You mustn’t be shy about putting your name to the new White House ballroom. And though we understand that adding your face to Mount Rushmore (for which there’s already a bill in Congress) may, alas, be a geological impossibility, why not, while it’s being repaired and redone, add the name TRUMP in huge gold-tiled letters to the floor of the Reflecting Pool in the National Mall? Ideally, these should be lit up at night in a way that can be visible from 30,000 feet, if not from space.
Speaking of space, aren’t we going back to the moon under your presidency? That’s got to mean naming rights in addition to bragging rights. At a minimum, our first lunar base must be named for you. (The second one can be named for Elon, or maybe Jeff, whoever is first, provided you’re still on good terms with either of them.) But why do we even call our planet’s moon “the Moon,” as if a generic noun should be a proper noun, too? That needs to change.

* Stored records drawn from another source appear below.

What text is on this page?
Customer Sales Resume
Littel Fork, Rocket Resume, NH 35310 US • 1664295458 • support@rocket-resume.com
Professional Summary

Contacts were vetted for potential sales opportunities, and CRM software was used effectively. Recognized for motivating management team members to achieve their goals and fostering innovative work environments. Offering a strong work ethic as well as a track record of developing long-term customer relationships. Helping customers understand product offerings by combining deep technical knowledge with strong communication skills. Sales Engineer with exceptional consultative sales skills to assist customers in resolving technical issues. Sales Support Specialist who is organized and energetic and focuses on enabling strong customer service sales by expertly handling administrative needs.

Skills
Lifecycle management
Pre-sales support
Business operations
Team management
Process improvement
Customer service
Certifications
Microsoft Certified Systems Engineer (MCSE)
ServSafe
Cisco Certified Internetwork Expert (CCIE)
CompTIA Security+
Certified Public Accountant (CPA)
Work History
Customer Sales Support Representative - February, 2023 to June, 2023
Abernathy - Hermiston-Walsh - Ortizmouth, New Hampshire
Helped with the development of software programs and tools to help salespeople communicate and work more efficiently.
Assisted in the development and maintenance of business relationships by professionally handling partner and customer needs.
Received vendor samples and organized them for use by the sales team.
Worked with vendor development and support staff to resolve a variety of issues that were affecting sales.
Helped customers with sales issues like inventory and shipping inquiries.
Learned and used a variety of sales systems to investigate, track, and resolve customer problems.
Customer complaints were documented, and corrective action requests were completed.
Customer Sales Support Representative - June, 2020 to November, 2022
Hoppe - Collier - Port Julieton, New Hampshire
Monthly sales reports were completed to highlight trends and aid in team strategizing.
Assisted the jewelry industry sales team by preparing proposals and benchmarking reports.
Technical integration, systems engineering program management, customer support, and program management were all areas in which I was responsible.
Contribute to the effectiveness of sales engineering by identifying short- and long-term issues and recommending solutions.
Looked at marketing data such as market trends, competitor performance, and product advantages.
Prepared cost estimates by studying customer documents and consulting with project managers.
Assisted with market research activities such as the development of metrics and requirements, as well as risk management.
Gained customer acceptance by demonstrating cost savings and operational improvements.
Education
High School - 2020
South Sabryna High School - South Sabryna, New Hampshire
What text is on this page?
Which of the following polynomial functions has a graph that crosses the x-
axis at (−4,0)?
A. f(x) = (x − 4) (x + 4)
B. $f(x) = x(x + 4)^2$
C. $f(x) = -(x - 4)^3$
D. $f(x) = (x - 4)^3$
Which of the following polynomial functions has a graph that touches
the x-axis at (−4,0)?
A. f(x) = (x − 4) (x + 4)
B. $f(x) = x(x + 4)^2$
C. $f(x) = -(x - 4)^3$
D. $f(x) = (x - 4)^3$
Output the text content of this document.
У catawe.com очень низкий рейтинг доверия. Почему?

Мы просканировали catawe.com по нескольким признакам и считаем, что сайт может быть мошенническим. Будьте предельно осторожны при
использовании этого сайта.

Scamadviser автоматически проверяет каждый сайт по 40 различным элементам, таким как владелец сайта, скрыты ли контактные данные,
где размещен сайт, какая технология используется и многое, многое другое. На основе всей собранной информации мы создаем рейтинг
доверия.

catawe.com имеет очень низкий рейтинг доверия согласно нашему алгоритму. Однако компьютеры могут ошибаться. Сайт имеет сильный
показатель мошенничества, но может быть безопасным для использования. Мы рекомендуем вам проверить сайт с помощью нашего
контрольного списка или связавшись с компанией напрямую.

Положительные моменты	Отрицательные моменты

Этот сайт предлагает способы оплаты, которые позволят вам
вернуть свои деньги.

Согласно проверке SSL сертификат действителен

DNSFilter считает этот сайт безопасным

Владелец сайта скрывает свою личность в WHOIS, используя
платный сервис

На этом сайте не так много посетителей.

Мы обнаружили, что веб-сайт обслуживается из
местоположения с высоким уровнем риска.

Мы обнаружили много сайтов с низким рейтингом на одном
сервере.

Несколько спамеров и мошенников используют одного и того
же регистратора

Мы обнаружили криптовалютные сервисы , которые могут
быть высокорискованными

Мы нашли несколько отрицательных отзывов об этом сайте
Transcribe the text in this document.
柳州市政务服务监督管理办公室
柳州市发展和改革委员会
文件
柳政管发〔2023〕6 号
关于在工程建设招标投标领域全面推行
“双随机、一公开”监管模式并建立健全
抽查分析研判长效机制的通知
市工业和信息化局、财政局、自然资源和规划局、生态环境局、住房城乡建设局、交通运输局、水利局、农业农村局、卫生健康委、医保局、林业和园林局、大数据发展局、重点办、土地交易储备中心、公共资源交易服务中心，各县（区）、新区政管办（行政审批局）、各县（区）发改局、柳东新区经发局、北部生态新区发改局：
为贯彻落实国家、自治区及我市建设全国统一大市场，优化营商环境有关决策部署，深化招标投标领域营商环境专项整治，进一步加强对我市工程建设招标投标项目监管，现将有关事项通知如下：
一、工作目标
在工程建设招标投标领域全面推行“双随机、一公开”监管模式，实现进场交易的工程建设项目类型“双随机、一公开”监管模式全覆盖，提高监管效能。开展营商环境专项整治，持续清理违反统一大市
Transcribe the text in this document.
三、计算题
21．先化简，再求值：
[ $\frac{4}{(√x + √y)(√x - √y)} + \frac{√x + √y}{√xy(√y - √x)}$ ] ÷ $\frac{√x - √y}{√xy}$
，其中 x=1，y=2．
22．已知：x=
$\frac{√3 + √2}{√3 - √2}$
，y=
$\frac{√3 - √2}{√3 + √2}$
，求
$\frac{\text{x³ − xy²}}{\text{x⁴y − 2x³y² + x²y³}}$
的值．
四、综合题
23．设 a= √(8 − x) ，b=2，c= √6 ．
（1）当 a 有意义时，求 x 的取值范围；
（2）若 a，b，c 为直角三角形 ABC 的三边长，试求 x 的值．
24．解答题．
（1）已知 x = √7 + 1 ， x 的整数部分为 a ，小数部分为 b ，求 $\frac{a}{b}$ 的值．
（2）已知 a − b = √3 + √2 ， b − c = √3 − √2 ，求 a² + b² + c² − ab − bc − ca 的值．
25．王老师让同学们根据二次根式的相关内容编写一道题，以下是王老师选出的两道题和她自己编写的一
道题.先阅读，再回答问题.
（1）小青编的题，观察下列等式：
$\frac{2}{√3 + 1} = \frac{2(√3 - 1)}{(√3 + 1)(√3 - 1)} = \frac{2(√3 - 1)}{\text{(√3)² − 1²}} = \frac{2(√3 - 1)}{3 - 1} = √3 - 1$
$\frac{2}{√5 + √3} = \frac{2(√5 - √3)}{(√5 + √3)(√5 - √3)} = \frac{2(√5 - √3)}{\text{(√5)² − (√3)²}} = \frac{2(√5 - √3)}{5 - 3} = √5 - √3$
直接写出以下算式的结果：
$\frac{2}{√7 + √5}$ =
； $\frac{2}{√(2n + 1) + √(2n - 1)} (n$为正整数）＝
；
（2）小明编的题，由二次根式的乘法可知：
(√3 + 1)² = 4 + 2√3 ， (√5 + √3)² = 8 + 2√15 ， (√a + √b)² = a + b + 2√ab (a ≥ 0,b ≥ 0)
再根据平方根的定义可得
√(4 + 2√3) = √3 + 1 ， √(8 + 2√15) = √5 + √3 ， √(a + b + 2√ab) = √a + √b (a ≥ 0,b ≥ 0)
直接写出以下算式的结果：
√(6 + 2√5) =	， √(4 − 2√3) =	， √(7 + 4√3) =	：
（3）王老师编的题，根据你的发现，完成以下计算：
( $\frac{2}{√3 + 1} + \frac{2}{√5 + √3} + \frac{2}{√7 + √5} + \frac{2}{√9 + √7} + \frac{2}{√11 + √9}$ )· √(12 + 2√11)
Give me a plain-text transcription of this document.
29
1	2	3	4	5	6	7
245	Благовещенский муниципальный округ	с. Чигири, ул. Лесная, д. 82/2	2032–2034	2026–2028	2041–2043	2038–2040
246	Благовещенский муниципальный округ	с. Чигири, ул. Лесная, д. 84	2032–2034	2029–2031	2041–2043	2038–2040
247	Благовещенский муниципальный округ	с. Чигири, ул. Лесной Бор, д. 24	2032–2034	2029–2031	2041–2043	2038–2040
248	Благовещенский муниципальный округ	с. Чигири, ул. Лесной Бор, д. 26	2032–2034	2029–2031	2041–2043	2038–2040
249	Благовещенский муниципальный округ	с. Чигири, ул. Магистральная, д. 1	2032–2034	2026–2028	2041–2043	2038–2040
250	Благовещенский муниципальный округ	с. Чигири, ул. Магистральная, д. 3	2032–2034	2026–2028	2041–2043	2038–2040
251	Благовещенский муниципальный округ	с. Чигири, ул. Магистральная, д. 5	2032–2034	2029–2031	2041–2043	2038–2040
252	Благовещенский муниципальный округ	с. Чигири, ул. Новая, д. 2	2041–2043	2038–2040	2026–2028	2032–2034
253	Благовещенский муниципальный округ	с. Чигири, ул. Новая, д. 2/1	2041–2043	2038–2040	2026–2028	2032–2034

Get ready for it: Trump Moon.
Mr. President, there are so many ways to honor your priceless achievements and legacy, but we’ve already taken too much of your time. And time being the most valuable thing of all, it reminds us, finally, of a poem:
I met a traveler from an antique land
Who said: Two vast and trunkless legs of stone
Stand in the desert. Near them, on the sand,
Half sunk, a shattered visage lies, whose frown,
And wrinkled lip, and sneer of cold command,
Tell that its sculptor well those passions read
Which yet survive, stamped on these lifeless things,
The hand that mocked them and the heart that fed:
And on the pedestal these words appear:
“My name is Ozymandias, king of kings:
Look on my works, ye Mighty, and despair!”
Nothing beside remains. Round the decay
Of that colossal wreck, boundless and bare
The lone and level sands stretch far away.